Henceforth a 31 year-old Engineer graduate Pattupogula Pavan Kumar took it upon himself to motivate people and volunteer to donate blood. During Covid-19 crisis, this young man, who is the founder of Kadapa-based ‘Blood 2 Live’, a voluntary organisation, succeeded in gathering 700 units of blood, which was provided to government hospitals and blood banks.
There is a history in his life which lead him initiate this movement.When he was an 18-year-old, Pawan’s mother Parvathi suffered from ill-health and doctors advised spinal cord surgery. However, doctors asked the family members to arrange the blood needed for the operation themselves.As he was from a poor family and his relatives weren’t aware of what blood donation means, no one came forward.
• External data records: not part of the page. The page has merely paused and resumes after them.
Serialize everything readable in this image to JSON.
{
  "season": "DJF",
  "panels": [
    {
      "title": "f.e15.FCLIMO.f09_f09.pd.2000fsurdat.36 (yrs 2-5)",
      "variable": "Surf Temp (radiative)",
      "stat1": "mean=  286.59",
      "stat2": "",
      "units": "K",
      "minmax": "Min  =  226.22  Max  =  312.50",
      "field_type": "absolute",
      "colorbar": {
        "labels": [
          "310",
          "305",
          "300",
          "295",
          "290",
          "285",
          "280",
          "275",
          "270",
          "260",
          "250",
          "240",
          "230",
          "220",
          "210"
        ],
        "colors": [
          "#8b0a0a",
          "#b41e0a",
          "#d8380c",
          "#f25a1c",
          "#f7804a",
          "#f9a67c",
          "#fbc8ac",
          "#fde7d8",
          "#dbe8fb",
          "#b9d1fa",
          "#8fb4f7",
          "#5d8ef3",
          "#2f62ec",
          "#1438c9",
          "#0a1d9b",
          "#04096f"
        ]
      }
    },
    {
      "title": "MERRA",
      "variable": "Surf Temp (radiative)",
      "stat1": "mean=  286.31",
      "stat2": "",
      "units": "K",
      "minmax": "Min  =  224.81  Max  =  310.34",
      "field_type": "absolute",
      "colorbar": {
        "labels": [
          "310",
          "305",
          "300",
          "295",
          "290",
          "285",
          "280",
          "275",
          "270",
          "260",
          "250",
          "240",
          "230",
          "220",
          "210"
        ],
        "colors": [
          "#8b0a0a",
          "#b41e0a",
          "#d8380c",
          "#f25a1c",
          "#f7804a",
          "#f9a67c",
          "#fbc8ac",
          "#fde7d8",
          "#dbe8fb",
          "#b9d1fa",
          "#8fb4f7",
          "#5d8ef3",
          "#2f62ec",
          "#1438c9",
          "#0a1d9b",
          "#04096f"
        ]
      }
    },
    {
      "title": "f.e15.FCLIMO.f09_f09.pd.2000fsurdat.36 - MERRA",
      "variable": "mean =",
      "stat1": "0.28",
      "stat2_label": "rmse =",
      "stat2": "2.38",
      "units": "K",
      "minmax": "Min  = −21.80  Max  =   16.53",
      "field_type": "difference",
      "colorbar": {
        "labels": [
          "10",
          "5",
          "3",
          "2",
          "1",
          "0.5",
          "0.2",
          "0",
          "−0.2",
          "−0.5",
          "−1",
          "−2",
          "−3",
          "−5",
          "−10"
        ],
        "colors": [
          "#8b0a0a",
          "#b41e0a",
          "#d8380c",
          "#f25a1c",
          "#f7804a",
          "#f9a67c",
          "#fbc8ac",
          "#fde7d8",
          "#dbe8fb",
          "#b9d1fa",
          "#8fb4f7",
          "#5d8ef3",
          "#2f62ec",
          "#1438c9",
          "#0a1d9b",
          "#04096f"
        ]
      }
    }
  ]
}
Pawan donated blood to save his mother and the surgery was performed successfully.
Later, when Pawan’s wife Asha Jyothi alias Grace Mercy suffered from cardiac problems and underwent treatment in a private hospital in Vijayawada, where she was fixed with a pacemaker, Pawan saw the plight of several people including children undergoing treatment in need of blood.
He decided to take up blood donation campaigns as his life’s primary goal. Pawan, who had conducted thousands of awareness programmes in the last 13 years, and organised blood donation camps, was moved by the plight of people in need of blood post-lockdown. After Unlock 1.0, with resumption of road transportation, the number of road accidents has increased, necessitating the need for blood in the hospitals. However, people out of fear of contracting Covid-19, are reluctant to donate blood, which resulted in decrease in blood reserves in blood banks.
He had organised several motivation drives inorder to urge people to donate blood that can save lives.